Kata Nikolas kegiatan tersebut hari ini tindaklanjuti dari yang pertama. terkait dengan pendatan orang asli Papua di Provinsi Papua Barat Daya.
“Karena sampai hari ini, itu pendatan orang asli Papua belum rampung atau belum final. kita belum tahu bagaimana jumlah penduduk orang asli Papua yang sebenarnya itu berapa. Ini program Pak Gubernur, menurut dia agar langkah ini bulan Desember itu, memastikan jumlah penduduk orang asli Papua berapa yang Valid,” ujiannya.
Nikolas Asmuruf menyampaikan, kegiatan ini kami melibatkan kepala dinas Dukcapil kabupaten kota Se- Provinsi Papua Barat Daya. Melakukan rapat progres kerja DukCapil, Kabupaten Kota di wilayah masing-masing itu. masyarakat itu mereka punya. jadi mereka yang turun melakukan pendatan, validasi data.

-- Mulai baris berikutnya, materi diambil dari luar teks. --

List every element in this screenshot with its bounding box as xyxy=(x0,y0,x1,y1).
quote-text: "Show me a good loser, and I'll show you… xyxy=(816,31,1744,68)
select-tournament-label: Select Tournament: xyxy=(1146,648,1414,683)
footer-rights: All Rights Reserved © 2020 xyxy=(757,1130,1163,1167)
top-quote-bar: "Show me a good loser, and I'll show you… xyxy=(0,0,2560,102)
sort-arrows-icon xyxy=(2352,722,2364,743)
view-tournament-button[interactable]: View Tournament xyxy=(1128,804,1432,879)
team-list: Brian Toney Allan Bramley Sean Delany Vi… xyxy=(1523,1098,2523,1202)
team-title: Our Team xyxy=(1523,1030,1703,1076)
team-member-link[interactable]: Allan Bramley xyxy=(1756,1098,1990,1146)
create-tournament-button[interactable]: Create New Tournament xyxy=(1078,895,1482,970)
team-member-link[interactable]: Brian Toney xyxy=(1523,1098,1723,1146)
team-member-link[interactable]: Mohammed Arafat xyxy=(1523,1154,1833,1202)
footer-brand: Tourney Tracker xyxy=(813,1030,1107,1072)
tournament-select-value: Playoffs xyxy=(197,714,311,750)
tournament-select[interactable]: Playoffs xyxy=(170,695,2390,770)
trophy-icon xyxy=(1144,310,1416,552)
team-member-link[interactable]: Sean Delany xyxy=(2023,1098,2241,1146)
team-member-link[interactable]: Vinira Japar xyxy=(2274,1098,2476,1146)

“Jumlah penduduk keseluruhan kabupaten, kota dan lebih khusus itu jumlah orang asli Papua. Jadi untuk itu tadi sudah disampaikan data, masing-masing sudah secara lisan tapi tertulis itu belum. Nanti tertulis, itu kami akan melakukan rapat atau koordinasi lagi yang ketiga kalinya, itu kami melakukan lagi bulan Desember awal,” ungkapnya.
“Lalu di situ kami akan meng-input data jumlah penduduk per kabupaten, kota. Keseluruhan dan di situ lebih khusus untuk orang asli Papua. Di situ kami akan rekap lebih detail lagi. Setelah itu memberikan laporan, dan kami akan serahkan ke Gubernur PBD agar dia tahu bahwa jumlah penduduk Provinsi Papua Barat Daya itu berapa banyak untuk orang papua,” Tambahnya.
“Langkah ini juga mendukung program pemerintah Daerah guna Realisasi dana Otsus, untuk orang asli Papua, khusus untuk Provinsi Papua Barat Daya. Kami mau sampaikan data final itu nanti Desember. disitu baru kita tahu semua data. Kalau kita bicara penduduk setiap tahun setiap bulan itu berubah. Ia mengatakan, Pendataan Orang Asli Papua harus benar-benar valid agar kebijakan pembangunan dan pemberdayaan yang dilakukan pemerintah tepat sasaran,” tukasnya.
Kegiatan ini dibuka Pj Sekretaris Daerah (Sekda) PBDYakob Kareth sekaligus sambutannya menyampaikan pemutiran data orang asli Papua Barat Daya sangat mendesak untuk pembangunan infrastruktur dan kesejahteraan orang asli papua.
“Ya, sehingga kita diharapkan untuk mempunyai data yang valid, pasti memperkuat dalam rangka kebijakan pemerintah pusat guna mengalokasikan dana Otsus.Data OAP bukan sekadar angka, tapi dasar penting dalam perumusan kebijakan Otsus dan pemerataan pembangunan,” katanya.
Adapun narasumber yang dihadiri dalam kegiatan tesebut antara lain Bapperida PBD, Badan Pengelolaan Keuangan dan Aset Daerah (BPKAD), Sekda PBD Disdukcapil PBD.